Abner Weintraub, president of the HIPAA Group, a HIPAA consultant, said that the government is using a loophole and wordplay to avoid complying with the regulations.

"All health insurers' health plans, their systems website and business operations, all are utterly, absolutely required to be compliant with HIPAA," Weintraub said to CRN. "So how is it that health insurance is the central and sole focus of the Affordable Care Act website, healthcare.gov, and yet it is not required to be compliant with HIPAA. It's absolute B.S."

Weintraub said he's worried that by not forcing the healthcare.gov site to comply with HIPAA, applicants' personal information could be put at risk.

"Because the Obamacare website has no promise of privacy, ... they've revealed that any and all info collected through the site can and may be shared with absolutely everybody. ... What they have done is essentially turned several hundred years of established medical privacy completely on its head and thrown it out the window," Weintraub said. "There's no wiggling out from under it for anyone else, other than the federal government apparently."

A solution provider CEO that helps clients become HIPAA certified told CRN that he has been scrambling over the last few months to get clients up to date due to expanded regulations that went into effect Sept. 23.

"Anybody that works in the healthcare arena and subsequently attached fields have been just slammed with mandates from the federal government," said the CEO, who requested anonymity.

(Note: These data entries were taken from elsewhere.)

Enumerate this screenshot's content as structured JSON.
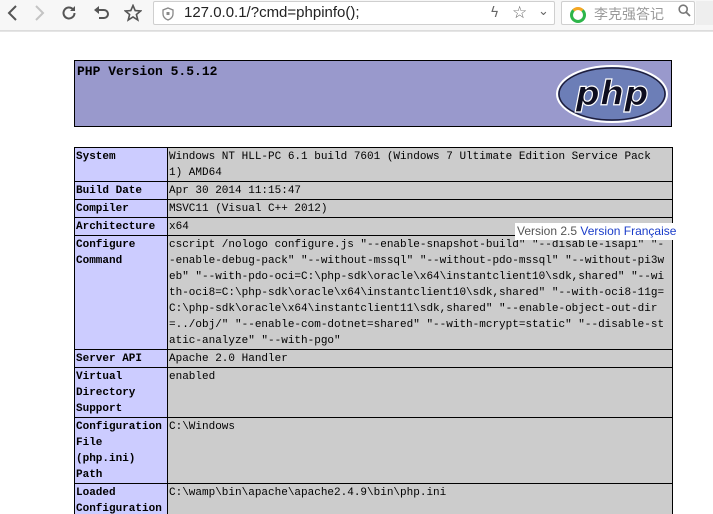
{
  "browser": {
    "url": "127.0.0.1/?cmd=phpinfo();",
    "search_placeholder": "李克强答记",
    "icons": {
      "back": "back-arrow-icon",
      "forward": "forward-arrow-icon",
      "reload": "reload-icon",
      "undo": "undo-icon",
      "bookmark": "star-icon",
      "shield": "shield-icon",
      "lightning": "lightning-icon",
      "favorite": "star-icon",
      "dropdown": "chevron-down-icon",
      "search_engine": "search-engine-logo-icon",
      "search": "magnifier-icon"
    }
  },
  "page": {
    "header_title": "PHP Version 5.5.12",
    "logo_text": "php",
    "rows": [
      {
        "key": "System",
        "value": "Windows NT HLL-PC 6.1 build 7601 (Windows 7 Ultimate Edition Service Pack 1) AMD64"
      },
      {
        "key": "Build Date",
        "value": "Apr 30 2014 11:15:47"
      },
      {
        "key": "Compiler",
        "value": "MSVC11 (Visual C++ 2012)"
      },
      {
        "key": "Architecture",
        "value": "x64"
      },
      {
        "key": "Configure Command",
        "value": "cscript /nologo configure.js \"--enable-snapshot-build\" \"--disable-isapi\" \"--enable-debug-pack\" \"--without-mssql\" \"--without-pdo-mssql\" \"--without-pi3web\" \"--with-pdo-oci=C:\\php-sdk\\oracle\\x64\\instantclient10\\sdk,shared\" \"--with-oci8=C:\\php-sdk\\oracle\\x64\\instantclient10\\sdk,shared\" \"--with-oci8-11g=C:\\php-sdk\\oracle\\x64\\instantclient11\\sdk,shared\" \"--enable-object-out-dir=../obj/\" \"--enable-com-dotnet=shared\" \"--with-mcrypt=static\" \"--disable-static-analyze\" \"--with-pgo\""
      },
      {
        "key": "Server API",
        "value": "Apache 2.0 Handler"
      },
      {
        "key": "Virtual Directory Support",
        "value": "enabled"
      },
      {
        "key": "Configuration File (php.ini) Path",
        "value": "C:\\Windows"
      },
      {
        "key": "Loaded Configuration File",
        "value": "C:\\wamp\\bin\\apache\\apache2.4.9\\bin\\php.ini"
      }
    ],
    "tooltip": {
      "version": "Version 2.5",
      "link": "Version Française"
    }
  },
  "colors": {
    "header_bg": "#9999cc",
    "key_bg": "#ccccff",
    "value_bg": "#cccccc",
    "link": "#1a3cc9"
  }
}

Regardless of whether the site needed to be HIPAA compliant or not, the CEO said that it would have been a smart move for the site to comply because of the many controversies recently, mostly stemming from the NSA and concerns over the online privacy. Although the CEO said he recognized that, given the size of the project, the move to make the entire site HIPAA compliant would have been a very large undertaking, users need to know their information is safe.

"You have to have some sort of comfort level or campaign around to assure the people that their information is protected," the CEO told CRN.